Beni immobili, quote societarie e conti correnti, per un valore complessivo di 400mila euro, sono stati sequestrati a San Severo in provincia di Foggia, in un’attività anticrimine congiunta della Guardia di finanza della locale compagnia e della Questura di Foggia che hanno eseguito un provvedimento di confisca definitiva disposto dal Tribunale di Bari (terza sezione, misure di prevenzione) nei confronti di Severino Testa 60enne del posto.

I beni acquisiti al patrimonio dello Stato sono un ristorante, un’abitazione, un locale commerciale, tutti a San Severo, e conti correnti con saldi attivi di cui 116.760 euro versati come deposito nel corso di una procedura fallimentare. Le indagini patrimoniali, coordinate dalla Procura di Foggia, sono iniziate a carico del 60enne (già sottoposto a sorveglianza speciale di pubblica sicurezza) per il suo coinvolgimento in indagini per associazione a delinquere di stampo mafioso, traffico di stupefacenti e reati contro il patrimonio.

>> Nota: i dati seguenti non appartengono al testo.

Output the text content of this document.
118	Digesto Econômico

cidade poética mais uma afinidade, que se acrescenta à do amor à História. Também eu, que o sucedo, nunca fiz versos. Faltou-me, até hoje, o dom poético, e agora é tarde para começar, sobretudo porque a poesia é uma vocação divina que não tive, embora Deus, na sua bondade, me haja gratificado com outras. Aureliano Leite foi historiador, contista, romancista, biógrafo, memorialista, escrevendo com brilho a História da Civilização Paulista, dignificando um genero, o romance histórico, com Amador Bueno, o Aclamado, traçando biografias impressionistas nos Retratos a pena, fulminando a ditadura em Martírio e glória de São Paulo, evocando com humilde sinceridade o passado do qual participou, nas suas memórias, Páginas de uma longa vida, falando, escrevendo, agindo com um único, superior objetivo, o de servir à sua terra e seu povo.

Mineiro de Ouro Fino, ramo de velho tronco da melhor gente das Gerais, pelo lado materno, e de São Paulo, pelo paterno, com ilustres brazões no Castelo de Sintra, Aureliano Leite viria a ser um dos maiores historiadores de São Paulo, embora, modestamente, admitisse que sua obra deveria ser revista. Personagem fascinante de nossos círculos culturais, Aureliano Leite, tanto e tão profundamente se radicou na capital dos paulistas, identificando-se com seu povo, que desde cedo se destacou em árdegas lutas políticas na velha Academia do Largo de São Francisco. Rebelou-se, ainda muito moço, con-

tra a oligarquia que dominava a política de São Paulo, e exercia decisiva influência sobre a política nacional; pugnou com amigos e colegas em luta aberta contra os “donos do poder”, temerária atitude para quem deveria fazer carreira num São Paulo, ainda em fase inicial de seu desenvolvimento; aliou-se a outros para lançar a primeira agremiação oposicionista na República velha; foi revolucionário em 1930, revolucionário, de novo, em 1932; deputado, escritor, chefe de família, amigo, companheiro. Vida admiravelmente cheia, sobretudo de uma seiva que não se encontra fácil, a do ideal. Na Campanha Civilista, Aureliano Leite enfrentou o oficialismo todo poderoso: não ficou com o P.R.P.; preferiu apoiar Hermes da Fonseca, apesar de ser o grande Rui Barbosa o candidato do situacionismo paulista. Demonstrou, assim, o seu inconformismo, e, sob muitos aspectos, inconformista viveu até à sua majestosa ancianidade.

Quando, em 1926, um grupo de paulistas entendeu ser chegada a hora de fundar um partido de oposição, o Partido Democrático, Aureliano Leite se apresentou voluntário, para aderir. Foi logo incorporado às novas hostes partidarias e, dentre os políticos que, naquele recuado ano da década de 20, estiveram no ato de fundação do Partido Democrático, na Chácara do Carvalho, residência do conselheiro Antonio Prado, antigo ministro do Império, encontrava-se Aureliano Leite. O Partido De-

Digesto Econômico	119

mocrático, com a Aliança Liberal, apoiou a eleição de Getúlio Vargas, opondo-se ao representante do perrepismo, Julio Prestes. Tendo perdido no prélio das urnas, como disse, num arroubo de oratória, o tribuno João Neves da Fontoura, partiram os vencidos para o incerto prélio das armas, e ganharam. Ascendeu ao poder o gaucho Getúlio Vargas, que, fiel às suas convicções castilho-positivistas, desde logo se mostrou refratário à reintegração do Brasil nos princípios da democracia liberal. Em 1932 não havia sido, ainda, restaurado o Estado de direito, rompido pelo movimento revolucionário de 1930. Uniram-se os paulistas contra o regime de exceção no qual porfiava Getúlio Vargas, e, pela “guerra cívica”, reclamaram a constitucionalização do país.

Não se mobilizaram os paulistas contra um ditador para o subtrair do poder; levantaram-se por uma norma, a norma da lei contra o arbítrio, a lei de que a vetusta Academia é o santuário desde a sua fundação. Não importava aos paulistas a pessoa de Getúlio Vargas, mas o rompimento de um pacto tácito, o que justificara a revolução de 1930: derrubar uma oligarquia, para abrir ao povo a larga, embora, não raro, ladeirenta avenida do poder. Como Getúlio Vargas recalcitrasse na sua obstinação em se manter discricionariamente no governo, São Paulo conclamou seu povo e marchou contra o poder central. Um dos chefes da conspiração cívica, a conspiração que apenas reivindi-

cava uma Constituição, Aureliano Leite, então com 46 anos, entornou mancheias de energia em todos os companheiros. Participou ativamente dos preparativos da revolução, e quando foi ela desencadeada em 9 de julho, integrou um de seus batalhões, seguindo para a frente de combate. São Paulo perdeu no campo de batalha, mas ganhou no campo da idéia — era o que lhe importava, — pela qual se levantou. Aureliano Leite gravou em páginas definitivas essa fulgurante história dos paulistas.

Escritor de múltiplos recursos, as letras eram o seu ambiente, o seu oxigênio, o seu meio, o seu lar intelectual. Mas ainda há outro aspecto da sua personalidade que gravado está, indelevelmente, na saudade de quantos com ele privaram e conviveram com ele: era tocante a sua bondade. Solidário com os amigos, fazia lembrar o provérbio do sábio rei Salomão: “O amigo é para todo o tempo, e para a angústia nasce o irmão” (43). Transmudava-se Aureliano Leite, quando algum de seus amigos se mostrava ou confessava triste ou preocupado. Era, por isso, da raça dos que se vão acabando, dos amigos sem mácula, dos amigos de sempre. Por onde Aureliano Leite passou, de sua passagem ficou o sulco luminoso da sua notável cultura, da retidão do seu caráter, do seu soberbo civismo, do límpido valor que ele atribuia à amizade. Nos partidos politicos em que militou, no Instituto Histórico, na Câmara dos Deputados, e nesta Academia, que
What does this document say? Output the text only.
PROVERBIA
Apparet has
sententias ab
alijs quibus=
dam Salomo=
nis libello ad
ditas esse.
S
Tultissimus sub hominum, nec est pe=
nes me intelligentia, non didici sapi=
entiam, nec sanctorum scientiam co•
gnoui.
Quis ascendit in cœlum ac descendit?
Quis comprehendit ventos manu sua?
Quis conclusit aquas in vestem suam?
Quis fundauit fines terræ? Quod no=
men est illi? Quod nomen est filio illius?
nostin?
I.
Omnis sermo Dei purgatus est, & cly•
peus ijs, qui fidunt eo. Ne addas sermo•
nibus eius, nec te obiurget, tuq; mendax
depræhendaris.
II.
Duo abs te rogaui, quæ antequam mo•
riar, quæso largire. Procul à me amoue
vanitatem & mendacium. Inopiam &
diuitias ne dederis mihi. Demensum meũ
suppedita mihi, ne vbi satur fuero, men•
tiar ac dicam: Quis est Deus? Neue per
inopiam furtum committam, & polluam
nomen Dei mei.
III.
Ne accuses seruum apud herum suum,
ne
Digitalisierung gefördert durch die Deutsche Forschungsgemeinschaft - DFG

L’uomo era stato arrestato nell’operazione ‘Ares’ condotta dalla Polizia di Stato che nel 2019 ha colpito la criminalità organizzata di San Severo. Accertamenti sui flussi finanziari, a suo carico e dei familiari conviventi, hanno dimostrato la disponibilità diretta ed indiretta di beni di valore sproporzionato ed ingiustificato rispetto ai modesti redditi dichiarati, appena sufficienti per il sostentamento del nucleo familiare.